“C’est pas juste !”

« C’est pas juste ! »

Voilà une phrase que la plupart des parents ont souvent entendue. Lorsque mes filles étaient petites, j’étais souvent invité à rendre la justice dans leurs conflits ; ce qui parfois ne pouvait avoir lieu qu’après une petite opération de police familiale, pour contraindre les plus âgées à ne pas abuser de leur force sur les plus jeunes. J’ai bien fait de devenir psychiatre plutôt que magistrat, car je donnai rarement satisfaction, n’arrivant jamais à rendre de jugements faisant l’unanimité !

Mais qu’est-ce que la justice ? C’est l’insititution qui assure le respect de la loi dans un esprit d’équité. Double flou : d’abord, comment être sûr que la loi elle-même est juste ? Ensuite, comment faire comprendre que l’équité n’est pas l’égalité (que les riches doivent payer proportionnellement plus d’impôt que les pauvres, que les puissants et les grands doivent observer plus de devoirs que les faibles et les petits, etc.).

Et pourtant, il est vital qu’une justice existe : parce qu’elle est le seul frein à la loi du plus fort ; et parce qu’elle est un besoin humain dont les fondements sont biologiques.

De nombreuses études montrent ainsi que dans le monde animal existe une « aversion à l’inéquité ». Dans une étude classique, des chercheurs apprenaient à deux petits singes à accomplir une tâche simple ; ils les récompensaient alors par un morceau de concombre. Les cages étant voisines, les singes voyaient ce qui se passait chez le copain.

Un jour, l’un des deux singes reçoit en récompense du travail accompli une friandise au lieu du morceau de concombre, alors que son « collègue » ne reçoit que le concombre réglementaire : ce dernier s’emporte alors, et refuse sa récompense, qu’il jette au visage de l’expérimentateur. Le sentiment d’injustice le pousse à se révolter !
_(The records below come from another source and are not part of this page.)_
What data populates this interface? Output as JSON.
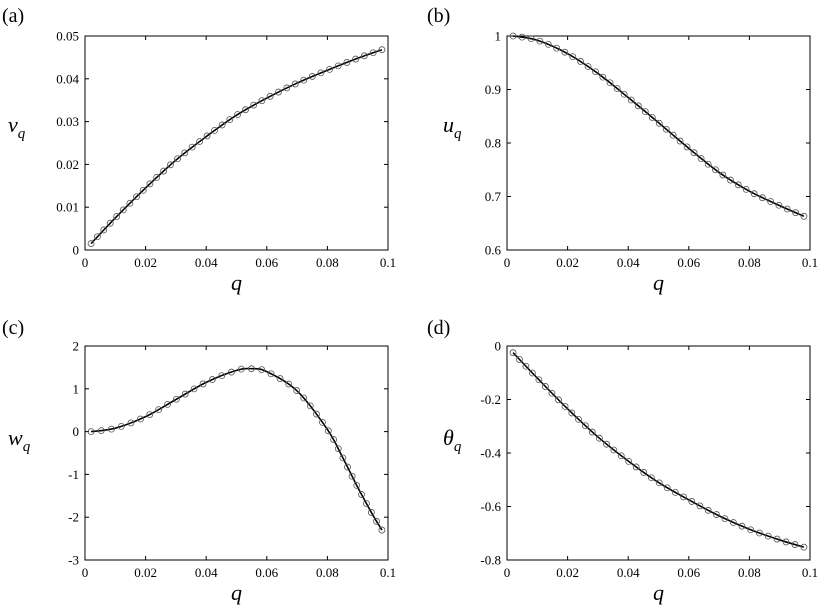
{
  "chart_data": [
    {
      "type": "line",
      "panel_label": "(a)",
      "xlabel": "q",
      "ylabel_base": "ν",
      "ylabel_sub": "q",
      "xlim": [
        0,
        0.1
      ],
      "ylim": [
        0,
        0.05
      ],
      "xticks": [
        "0",
        "0.02",
        "0.04",
        "0.06",
        "0.08",
        "0.1"
      ],
      "yticks": [
        "0",
        "0.01",
        "0.02",
        "0.03",
        "0.04",
        "0.05"
      ],
      "grid": false,
      "x": [
        0.002,
        0.01,
        0.02,
        0.03,
        0.04,
        0.05,
        0.06,
        0.07,
        0.08,
        0.09,
        0.098
      ],
      "y": [
        0.0015,
        0.0075,
        0.0145,
        0.021,
        0.0265,
        0.0315,
        0.0355,
        0.039,
        0.042,
        0.0448,
        0.0468
      ],
      "markers": "open-circle"
    },
    {
      "type": "line",
      "panel_label": "(b)",
      "xlabel": "q",
      "ylabel_base": "u",
      "ylabel_sub": "q",
      "xlim": [
        0,
        0.1
      ],
      "ylim": [
        0.6,
        1
      ],
      "xticks": [
        "0",
        "0.02",
        "0.04",
        "0.06",
        "0.08",
        "0.1"
      ],
      "yticks": [
        "0.6",
        "0.7",
        "0.8",
        "0.9",
        "1"
      ],
      "grid": false,
      "x": [
        0.002,
        0.01,
        0.02,
        0.03,
        0.04,
        0.05,
        0.06,
        0.07,
        0.08,
        0.09,
        0.098
      ],
      "y": [
        1.0,
        0.992,
        0.967,
        0.93,
        0.885,
        0.838,
        0.79,
        0.745,
        0.71,
        0.683,
        0.663
      ],
      "markers": "open-circle"
    },
    {
      "type": "line",
      "panel_label": "(c)",
      "xlabel": "q",
      "ylabel_base": "w",
      "ylabel_sub": "q",
      "xlim": [
        0,
        0.1
      ],
      "ylim": [
        -3,
        2
      ],
      "xticks": [
        "0",
        "0.02",
        "0.04",
        "0.06",
        "0.08",
        "0.1"
      ],
      "yticks": [
        "-3",
        "-2",
        "-1",
        "0",
        "1",
        "2"
      ],
      "grid": false,
      "x": [
        0.002,
        0.01,
        0.02,
        0.03,
        0.04,
        0.05,
        0.055,
        0.06,
        0.07,
        0.08,
        0.085,
        0.09,
        0.095,
        0.098
      ],
      "y": [
        0.0,
        0.08,
        0.35,
        0.75,
        1.15,
        1.43,
        1.47,
        1.4,
        0.95,
        0.05,
        -0.6,
        -1.3,
        -1.95,
        -2.3
      ],
      "markers": "open-circle"
    },
    {
      "type": "line",
      "panel_label": "(d)",
      "xlabel": "q",
      "ylabel_base": "θ",
      "ylabel_sub": "q",
      "xlim": [
        0,
        0.1
      ],
      "ylim": [
        -0.8,
        0
      ],
      "xticks": [
        "0",
        "0.02",
        "0.04",
        "0.06",
        "0.08",
        "0.1"
      ],
      "yticks": [
        "-0.8",
        "-0.6",
        "-0.4",
        "-0.2",
        "0"
      ],
      "grid": false,
      "x": [
        0.002,
        0.01,
        0.02,
        0.03,
        0.04,
        0.05,
        0.06,
        0.07,
        0.08,
        0.09,
        0.098
      ],
      "y": [
        -0.025,
        -0.12,
        -0.235,
        -0.34,
        -0.43,
        -0.51,
        -0.575,
        -0.635,
        -0.685,
        -0.725,
        -0.752
      ],
      "markers": "open-circle"
    }
  ]
}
Sous des formes différentes, on retrouve cette aversion à l’inéquité chez d’autres animaux, comme les chiens ou les loups ; selon la plupart des éthologues, elle existe probablement au sein de toutes les espèces dites « sociales », dans lesquelle la coopération est la règle, et conduit au partage des bénéfices obtenus.

C’est sur ce socle inné que l’espèce humaine a peu à peu élaboré son idéal de justice : pour tempérer les risques d’agressions et de désordres liés à l’injustice et l’inéquité. Car, comme le note Romain Rolland, grand écrivain pacifiste, dans son ouvrage Quatorze Juillet : « Quand l’ordre est injustice, le désordre est déjà un commencement de justice… »

Mais, comme l’ordre injuste, le désordre n’est pas bénéfique à la survie à long terme, et à l’épanouissement des groupes, humains ou animaux. Alors, il fallut inventer la justice…

Ainsi, au départ, le besoin de justice ne part pas d’un idéal généreux, mais d’une morsure égoïste : l’intolérance à l’injustice, lorsqu’elle nous concerne.

La Rochefoucauld le rappelle cruellement, dans ses Réflexions Morales : « L’amour de la justice n’est en la plupart des hommes que la crainte de souffrir de l’injustice. »

La justice reste pour autant une belle idée. Mais la tendance de chacun est de la réclamer lorsque ses intérêts sont menacés, et de l’oublier lorsqu’elle les entrave. Ainsi va l’esprit humain.

Alors, n’oublions jamais que les fondations de la justice s’ancrent dans la boue de nos égoïsmes. Et admirons la beauté et la grandeur de ce cheminement de la justice, du particulier au général, de l’égoïsme à l’idéal !

 

Illustration : “C’est pas juste, toujours moi qui rame !” (Partie de bateau, par Gustave Caillebotte, 1877-1878).

PS : cet article a été initialement publié dans la revue Kaizen n° 61, en 2022.

Références scientifiques :  

  • Monkeys reject unequal pay. Nature 2003, 425 : 297-299.
  • Are capuchin monkeys inequity averse? Proceedings of the Royal Society (Biology) 2006, 273 : 1223-1228.
  • Domestication does not explain the presence of inequity aversion in dogs. Current Biology 2017, 27 : 1861-1865.